Luego de reponerme del shock, vi cómo quitaban un alambre con el que habían cocido la piel del animal y untaban sus yucas con el jugo de la bandeja y cortaban un trozo de carne. Siguiendo el protocolo, también mojé mi pedazo de yuca en el jugo de la bandeja y corté mi pedazo de carne, mientras me enteraba por qué demoraba tanto hacerla.

El proceso de elaboración dura entre 10 y 12 horas. Por eso, quien la prepara debe levantarse a eso de las 4:00 de la madrugada si quiere ofrecer el asado a las 2:00 de la tarde. Todo empieza aliñando la cabeza: retirando la piel del cachete con un cuchillo sin desprenderla del todo y luego inyectándole con una jeringa a la carne, a los sesos y a la lengua una mezcla líquida de especias, cebolla, ajo, sal y caldo. Luego se cose el cachete que se había retirado con una especie de hilo metálico (muy parecido al alambre dulce) y se pone la cabeza boca abajo sobre una bandeja metálica para que se ase a fuego lento hasta que absorba las especias previamente inyectadas.

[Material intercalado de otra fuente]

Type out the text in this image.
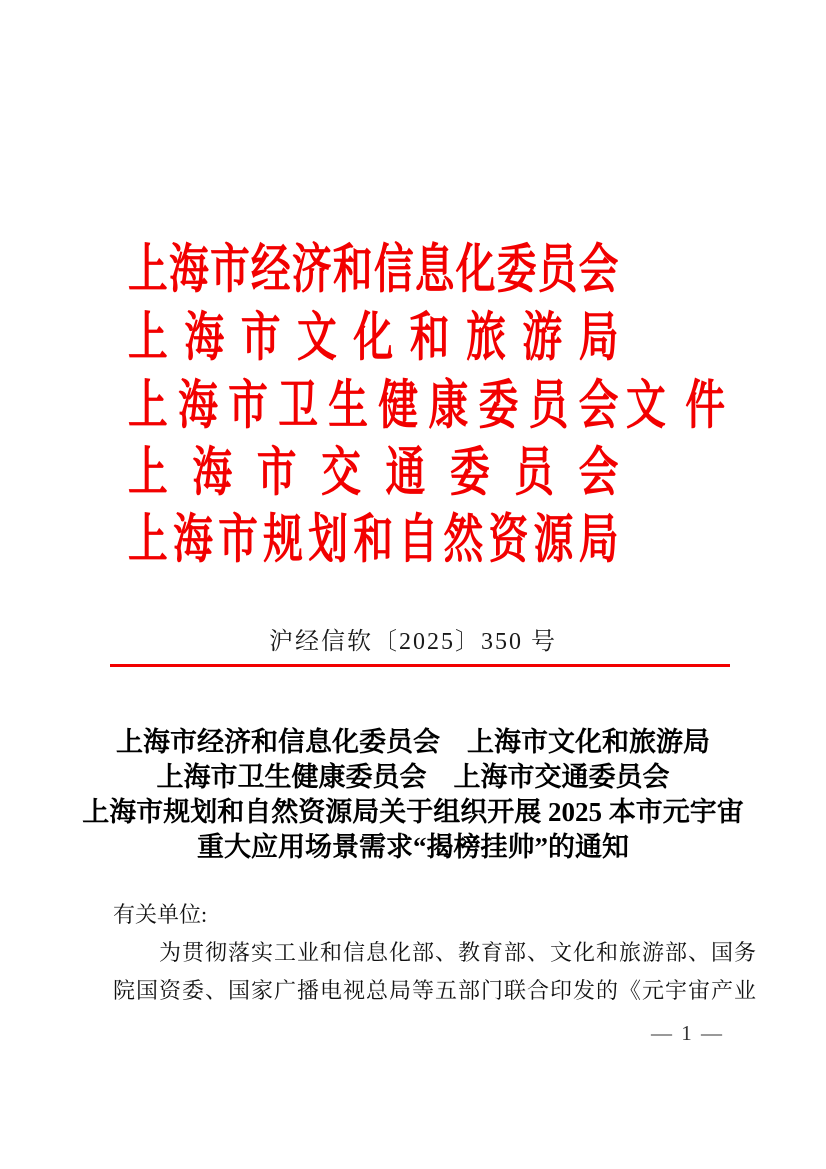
上 海 市 经 济 和 信 息 化 委 员 会
上 海 市 文 化 和 旅 游 局
上 海 市 卫 生 健 康 委 员 会
上 海 市 交 通 委 员 会
上 海 市 规 划 和 自 然 资 源 局
文 件
沪经信软〔2025〕350 号
上海市经济和信息化委员会　上海市文化和旅游局
上海市卫生健康委员会　上海市交通委员会
上海市规划和自然资源局关于组织开展 2025 本市元宇宙
重大应用场景需求“揭榜挂帅”的通知
有关单位:
为贯彻落实工业和信息化部、教育部、文化和旅游部、国务
院国资委、国家广播电视总局等五部门联合印发的《元宇宙产业
— 1 —
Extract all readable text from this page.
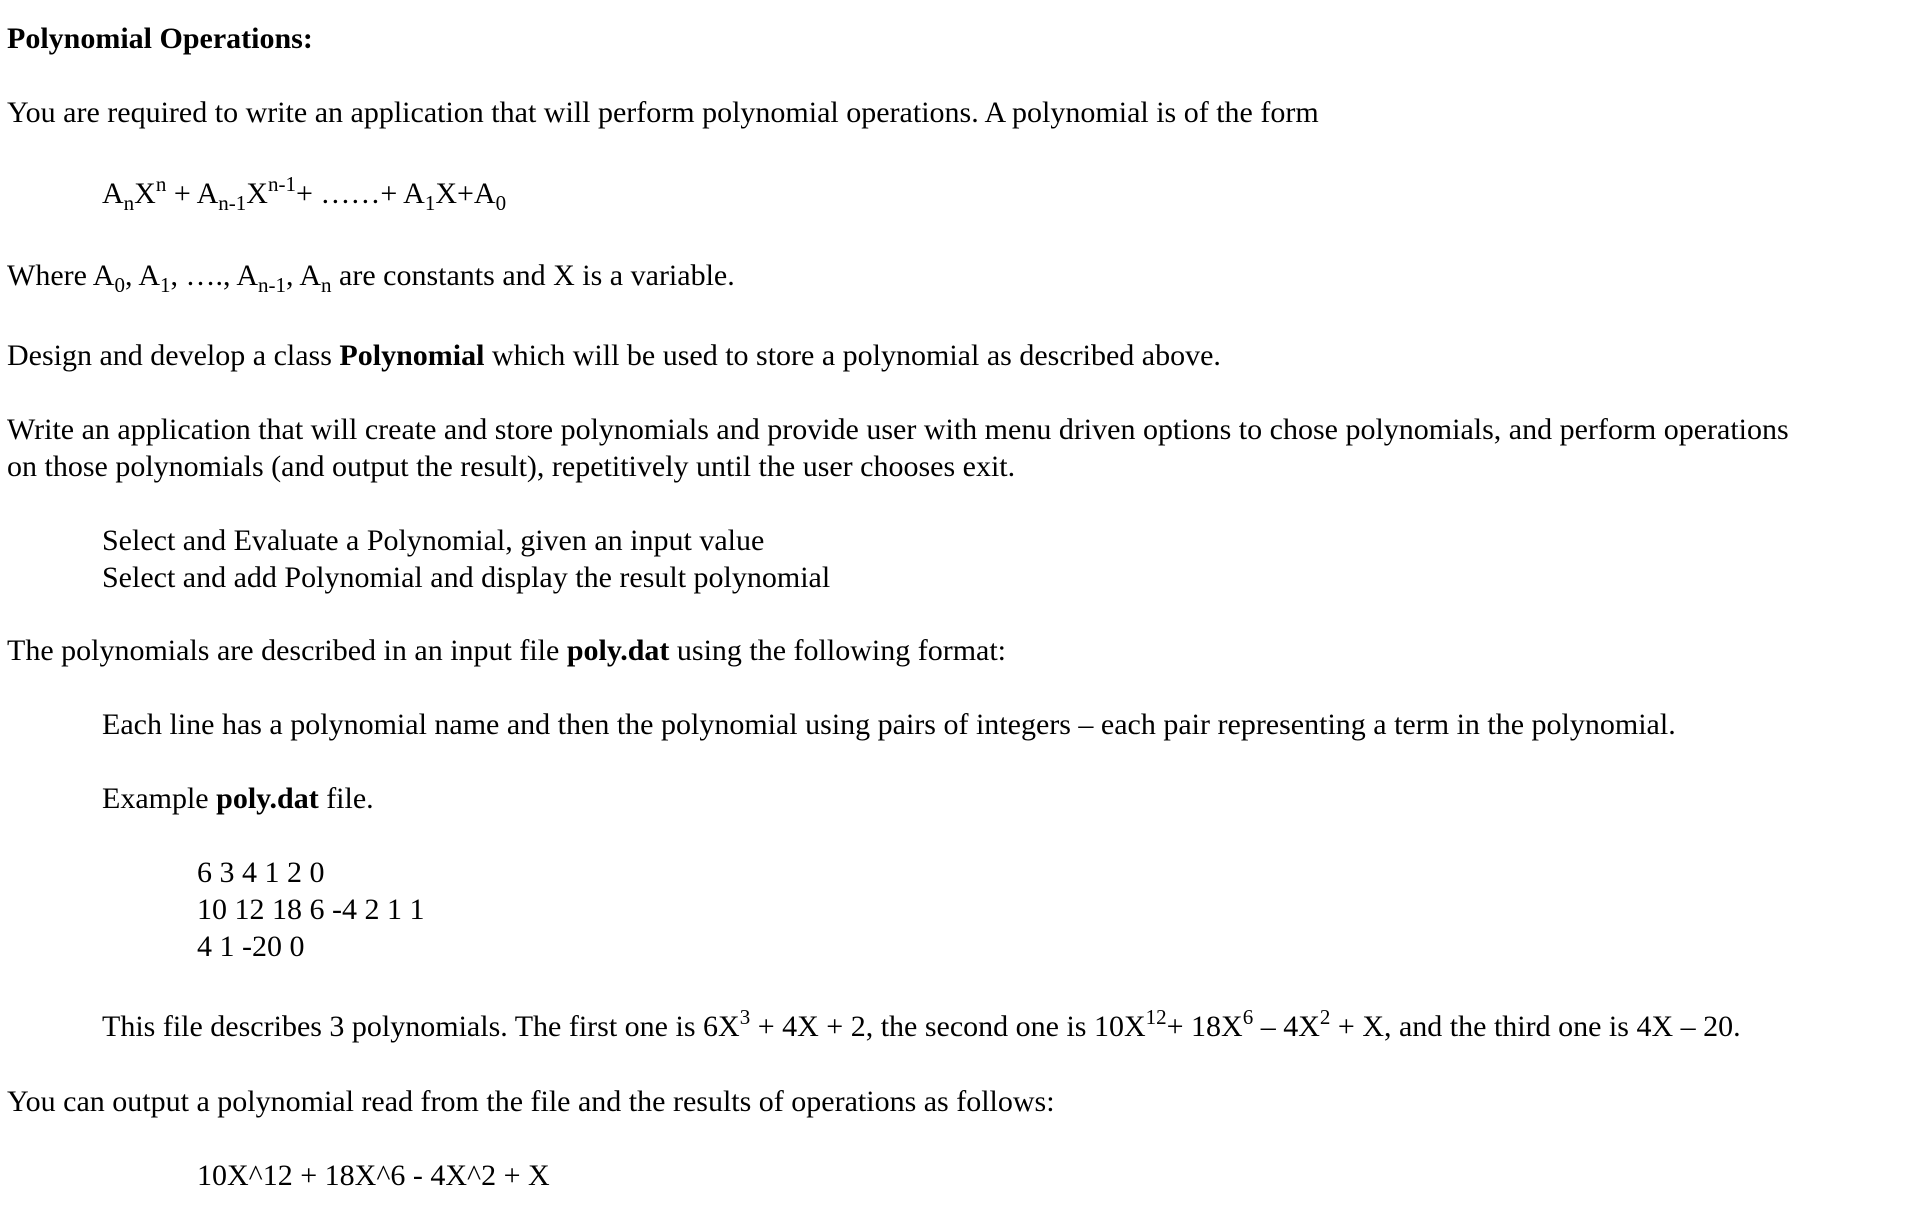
Polynomial Operations:
You are required to write an application that will perform polynomial operations. A polynomial is of the form
$A_nX^n + A_{n-1}X^{n-1}+$ ……+ $A_1X+A_0$
Where $A_0$, $A_1$, …., $A_{n-1}$, $A_n$ are constants and X is a variable.
Design and develop a class Polynomial which will be used to store a polynomial as described above.
Write an application that will create and store polynomials and provide user with menu driven options to chose polynomials, and perform operations
on those polynomials (and output the result), repetitively until the user chooses exit.
Select and Evaluate a Polynomial, given an input value
Select and add Polynomial and display the result polynomial
The polynomials are described in an input file poly.dat using the following format:
Each line has a polynomial name and then the polynomial using pairs of integers – each pair representing a term in the polynomial.
Example poly.dat file.
6 3 4 1 2 0
10 12 18 6 -4 2 1 1
4 1 -20 0
This file describes 3 polynomials. The first one is $6X^3 + 4X + 2$, the second one is $10X^{12}+ 18X^6 - 4X^2 + X$, and the third one is 4X – 20.
You can output a polynomial read from the file and the results of operations as follows:
10X^12 + 18X^6 - 4X^2 + X
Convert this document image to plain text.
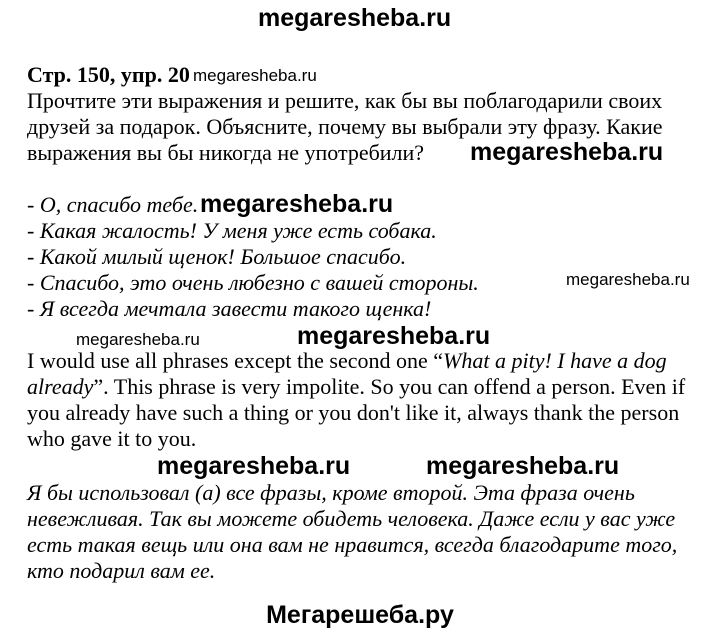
megaresheba.ru
megaresheba.ru
megaresheba.ru
megaresheba.ru
megaresheba.ru
megaresheba.ru	megaresheba.ru
megaresheba.ru	megaresheba.ru
Стр. 150, упр. 20
Прочтите эти выражения и решите, как бы вы поблагодарили своих
друзей за подарок. Объясните, почему вы выбрали эту фразу. Какие
выражения вы бы никогда не употребили?
- О, спасибо тебе.
- Какая жалость! У меня уже есть собака.
- Какой милый щенок! Большое спасибо.
- Спасибо, это очень любезно с вашей стороны.
- Я всегда мечтала завести такого щенка!
I would use all phrases except the second one “What a pity! I have a dog
already”. This phrase is very impolite. So you can offend a person. Even if
you already have such a thing or you don't like it, always thank the person
who gave it to you.
Я бы использовал (а) все фразы, кроме второй. Эта фраза очень
невежливая. Так вы можете обидеть человека. Даже если у вас уже
есть такая вещь или она вам не нравится, всегда благодарите того,
кто подарил вам ее.
Мегарешеба.ру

El burro tenía un sabor exquisito, en especial el cachete, era una carne supertierna y suave, similar a la de res, pero más fuerte. Seguimos con la quijada, la cual pasaban con dientes y todo, para que uno se la comiera como si fuera una costilla de vaca. Lo siguiente fue la lengua y no me dio tanto escozor, porque se me pareció a la de vaca.

Cada etapa superaba con creces a la anterior. Después de pasar por el cachete, la lengua y la quijada escuché decir: “¡Acá llega lo bueno!”. El hombre corpulento volteó lo que quedaba de la cabeza y con la culata del machete miniatura partió el cráneo en dos, dejando una grieta por la que se veía el cerebro, que revolvió hasta que se formó algo así como un pudín gelatinoso. “Es paté”, me dije. “Sabe a foie gras”, me repetía. Y la verdad no supo tan feo como imaginaba después de que se lo unté a la yuca, era casi como un dip de queso crema y finas hierbas pero caliente.

Ya cuando pensaba que nada más podía sorprenderme, el hombre corpulento hizo una nueva maniobra con su machete miniatura y vi salir el ojo de Conchita. “Esto es la tapa”, pensé. Sin embargo, me armé de valor y lo comí. Tenía la textura de una oreja de cerdo por fuera y al interior el aspecto de una ostra. No lo mordí, solo me lo tragué.

Después de esta comilona, que duró cerca de tres horas, me devolví por donde vine: en mototaxi, por la misma trocha, con la sensación de haber hecho algo prohibido y con el estómago revuelto, pero sin arrepentimientos de haberme comido a Conchita.